During the past year in this project, we have seen
an increase in ED volume of 4.8%, and ED patients
admitted to the hospital of 9.4%. We virtually eliminated
ambulance diversion – over 25 hours per month during
June-November of 2007. Also during this past year,
ED patient satisfaction has risen from the 13th to the
89th percentile, and is still climbing.
Other performance improvements (March-
November 2008) include:
We see over 340 patients a day in our ED and are
currently on pace for an increased volume to around
125,000. Not infrequently, we have 120-130 patients in
the department at any one time. This includes acuity
that would rival any ED, with over a thousand Trauma
Alerts, a thousand Stroke Alerts, and approximately
400 STEMIs this year.
We used to have constant long waits in the lobby
and significant numbers of patients boarding in ED
beds and hallways, with many resultant unhappy, frustrated
patients and staff. Now, seeing even more
patients, we have minimal waits, fewer patients leaving
before treatment, and much greater patient satisfaction
and improved patient/staff interactions.
Patient care has truly improved from many aspects.

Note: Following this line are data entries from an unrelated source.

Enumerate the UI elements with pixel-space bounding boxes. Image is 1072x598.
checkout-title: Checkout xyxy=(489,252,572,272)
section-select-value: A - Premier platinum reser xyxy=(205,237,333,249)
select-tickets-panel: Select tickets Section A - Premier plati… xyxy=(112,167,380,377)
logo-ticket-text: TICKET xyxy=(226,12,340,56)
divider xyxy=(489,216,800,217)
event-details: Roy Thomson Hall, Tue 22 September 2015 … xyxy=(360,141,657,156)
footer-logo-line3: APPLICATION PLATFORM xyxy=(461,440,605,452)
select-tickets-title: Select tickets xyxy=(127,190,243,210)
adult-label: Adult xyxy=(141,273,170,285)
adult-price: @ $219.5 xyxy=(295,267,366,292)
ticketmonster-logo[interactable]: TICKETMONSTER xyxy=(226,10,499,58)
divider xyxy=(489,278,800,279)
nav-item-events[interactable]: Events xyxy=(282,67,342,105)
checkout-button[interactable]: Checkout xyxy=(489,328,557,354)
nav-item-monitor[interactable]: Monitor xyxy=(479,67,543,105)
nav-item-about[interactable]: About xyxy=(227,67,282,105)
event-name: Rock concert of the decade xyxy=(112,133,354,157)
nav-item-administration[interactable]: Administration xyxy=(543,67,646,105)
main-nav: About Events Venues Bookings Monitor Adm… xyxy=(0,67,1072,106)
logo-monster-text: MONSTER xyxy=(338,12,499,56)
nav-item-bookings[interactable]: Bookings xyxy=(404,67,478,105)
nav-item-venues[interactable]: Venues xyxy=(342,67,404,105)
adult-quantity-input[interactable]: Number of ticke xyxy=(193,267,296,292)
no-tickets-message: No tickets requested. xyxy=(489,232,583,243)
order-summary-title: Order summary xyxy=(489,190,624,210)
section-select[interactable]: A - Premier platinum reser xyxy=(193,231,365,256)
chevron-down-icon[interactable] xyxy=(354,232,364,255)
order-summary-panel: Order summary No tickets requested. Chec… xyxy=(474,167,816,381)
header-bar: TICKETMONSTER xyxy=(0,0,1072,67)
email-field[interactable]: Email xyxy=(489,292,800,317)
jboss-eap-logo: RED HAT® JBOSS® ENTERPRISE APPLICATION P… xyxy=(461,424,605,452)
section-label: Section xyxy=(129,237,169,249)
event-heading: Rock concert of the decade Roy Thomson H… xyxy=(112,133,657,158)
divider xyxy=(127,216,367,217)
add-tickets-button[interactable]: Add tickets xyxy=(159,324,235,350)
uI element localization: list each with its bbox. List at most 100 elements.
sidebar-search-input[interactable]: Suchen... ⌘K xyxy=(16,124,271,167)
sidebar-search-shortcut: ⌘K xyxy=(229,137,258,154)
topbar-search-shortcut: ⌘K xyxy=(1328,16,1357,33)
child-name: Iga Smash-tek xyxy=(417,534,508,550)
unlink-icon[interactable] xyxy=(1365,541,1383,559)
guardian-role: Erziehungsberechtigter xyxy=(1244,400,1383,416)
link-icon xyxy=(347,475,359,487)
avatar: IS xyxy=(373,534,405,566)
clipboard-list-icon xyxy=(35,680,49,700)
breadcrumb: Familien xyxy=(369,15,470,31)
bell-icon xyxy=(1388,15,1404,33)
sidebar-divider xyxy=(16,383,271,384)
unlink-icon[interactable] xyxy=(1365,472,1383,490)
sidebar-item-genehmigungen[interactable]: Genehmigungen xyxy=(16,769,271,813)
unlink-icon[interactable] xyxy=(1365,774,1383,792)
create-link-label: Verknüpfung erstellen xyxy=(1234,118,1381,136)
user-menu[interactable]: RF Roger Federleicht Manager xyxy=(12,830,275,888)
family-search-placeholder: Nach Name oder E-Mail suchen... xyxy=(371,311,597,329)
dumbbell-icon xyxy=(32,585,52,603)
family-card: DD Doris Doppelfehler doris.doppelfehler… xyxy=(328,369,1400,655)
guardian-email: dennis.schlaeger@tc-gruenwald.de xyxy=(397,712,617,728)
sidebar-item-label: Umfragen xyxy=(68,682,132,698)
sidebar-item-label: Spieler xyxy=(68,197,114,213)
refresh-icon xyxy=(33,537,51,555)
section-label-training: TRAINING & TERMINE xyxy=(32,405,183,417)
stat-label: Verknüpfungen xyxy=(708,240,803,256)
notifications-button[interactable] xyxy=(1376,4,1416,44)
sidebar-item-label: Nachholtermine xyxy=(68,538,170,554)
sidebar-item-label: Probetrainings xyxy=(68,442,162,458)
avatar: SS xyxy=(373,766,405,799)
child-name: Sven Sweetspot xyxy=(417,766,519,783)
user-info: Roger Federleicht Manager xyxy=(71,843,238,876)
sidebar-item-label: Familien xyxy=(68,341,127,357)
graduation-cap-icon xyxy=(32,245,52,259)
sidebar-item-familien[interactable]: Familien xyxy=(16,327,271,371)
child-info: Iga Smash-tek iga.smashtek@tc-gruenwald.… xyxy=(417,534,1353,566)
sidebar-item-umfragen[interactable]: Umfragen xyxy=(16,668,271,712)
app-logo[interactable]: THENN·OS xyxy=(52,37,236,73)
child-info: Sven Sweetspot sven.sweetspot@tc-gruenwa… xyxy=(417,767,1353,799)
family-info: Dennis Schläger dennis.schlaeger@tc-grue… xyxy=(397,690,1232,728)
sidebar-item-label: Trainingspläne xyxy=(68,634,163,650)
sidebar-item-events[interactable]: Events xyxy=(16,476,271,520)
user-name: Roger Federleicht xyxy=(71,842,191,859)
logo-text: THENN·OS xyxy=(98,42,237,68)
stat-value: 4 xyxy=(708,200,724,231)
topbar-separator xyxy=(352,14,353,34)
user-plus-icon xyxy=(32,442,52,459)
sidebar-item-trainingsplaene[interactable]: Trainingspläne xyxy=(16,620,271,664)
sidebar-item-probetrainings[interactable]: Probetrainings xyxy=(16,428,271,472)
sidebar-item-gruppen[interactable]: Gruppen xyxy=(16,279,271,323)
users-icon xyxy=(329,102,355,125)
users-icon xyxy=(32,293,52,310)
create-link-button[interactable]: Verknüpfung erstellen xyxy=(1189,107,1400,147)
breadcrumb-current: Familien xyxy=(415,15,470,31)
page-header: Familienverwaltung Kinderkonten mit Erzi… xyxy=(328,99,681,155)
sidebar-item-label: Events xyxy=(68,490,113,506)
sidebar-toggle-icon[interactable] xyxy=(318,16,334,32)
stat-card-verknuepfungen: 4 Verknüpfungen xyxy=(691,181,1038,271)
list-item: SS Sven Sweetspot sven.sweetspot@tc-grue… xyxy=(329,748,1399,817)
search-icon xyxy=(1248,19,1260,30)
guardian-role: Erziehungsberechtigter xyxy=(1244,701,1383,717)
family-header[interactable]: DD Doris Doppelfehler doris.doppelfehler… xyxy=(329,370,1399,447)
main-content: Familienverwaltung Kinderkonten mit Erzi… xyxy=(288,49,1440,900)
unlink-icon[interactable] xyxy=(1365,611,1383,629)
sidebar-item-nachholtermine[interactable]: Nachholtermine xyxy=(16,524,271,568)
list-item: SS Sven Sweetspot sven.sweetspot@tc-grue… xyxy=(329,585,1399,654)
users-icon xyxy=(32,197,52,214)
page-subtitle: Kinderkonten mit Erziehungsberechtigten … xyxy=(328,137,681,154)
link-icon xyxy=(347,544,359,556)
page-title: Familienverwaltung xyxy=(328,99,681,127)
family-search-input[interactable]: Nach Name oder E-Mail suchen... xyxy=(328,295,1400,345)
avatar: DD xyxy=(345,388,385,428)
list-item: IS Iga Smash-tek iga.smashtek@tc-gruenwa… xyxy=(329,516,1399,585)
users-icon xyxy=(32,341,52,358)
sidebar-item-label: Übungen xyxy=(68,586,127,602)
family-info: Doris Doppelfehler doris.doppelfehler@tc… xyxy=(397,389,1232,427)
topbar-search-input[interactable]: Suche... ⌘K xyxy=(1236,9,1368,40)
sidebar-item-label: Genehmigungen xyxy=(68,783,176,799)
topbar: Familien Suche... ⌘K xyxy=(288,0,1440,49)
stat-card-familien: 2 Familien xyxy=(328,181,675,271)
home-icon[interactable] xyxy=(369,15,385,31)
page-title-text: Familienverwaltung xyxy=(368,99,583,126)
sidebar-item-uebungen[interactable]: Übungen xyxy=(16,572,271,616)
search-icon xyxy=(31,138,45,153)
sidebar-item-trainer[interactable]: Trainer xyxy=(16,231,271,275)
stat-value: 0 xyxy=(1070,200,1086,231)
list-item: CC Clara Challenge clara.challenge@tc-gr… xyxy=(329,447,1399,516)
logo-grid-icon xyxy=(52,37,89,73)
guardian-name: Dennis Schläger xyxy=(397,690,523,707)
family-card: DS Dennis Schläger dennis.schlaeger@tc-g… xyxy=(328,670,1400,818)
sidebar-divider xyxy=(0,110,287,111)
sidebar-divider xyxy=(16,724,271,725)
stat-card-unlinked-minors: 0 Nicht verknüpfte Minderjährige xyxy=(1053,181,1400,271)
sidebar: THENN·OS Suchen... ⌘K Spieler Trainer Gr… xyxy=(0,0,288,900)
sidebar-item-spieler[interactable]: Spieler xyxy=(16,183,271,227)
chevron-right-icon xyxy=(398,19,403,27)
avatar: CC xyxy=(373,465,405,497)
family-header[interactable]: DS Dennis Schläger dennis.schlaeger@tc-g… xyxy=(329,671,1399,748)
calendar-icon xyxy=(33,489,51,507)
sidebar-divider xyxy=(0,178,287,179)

Not the very least is that we now have minimal delays
in relief of patient discomfort, and earlier diagnosis and treatment of both "run of the mill" medical conditions
and of "hidden disease," the latter with its not infrequent
deterioration as patients sit for hours in the waiting
room and in ED beds waiting for the ED doc to
evaluate and treat them.

Due to a phenomenal and highly committed team
effort from the hospital and ED leadership – and especially
all of our hard working physicians, ED group,
and ED staff team members – we have seen a significant
"change in culture." Ultimately, improvements in
our entire system operations are more long-lasting, and
the hospital and ED have become more efficient than
we have seen with previous "piece-meal" attempts at
performance improvement.
Overall, the improvements have enabled the hospital to provide more efficient, reliable service and to increase its standing in the community.
And yes, despite seeing more patients at a faster pace, things are incredibly less noisy in our ED than a year ago. A change in culture has indeed occurred at St. Joseph's Hospital.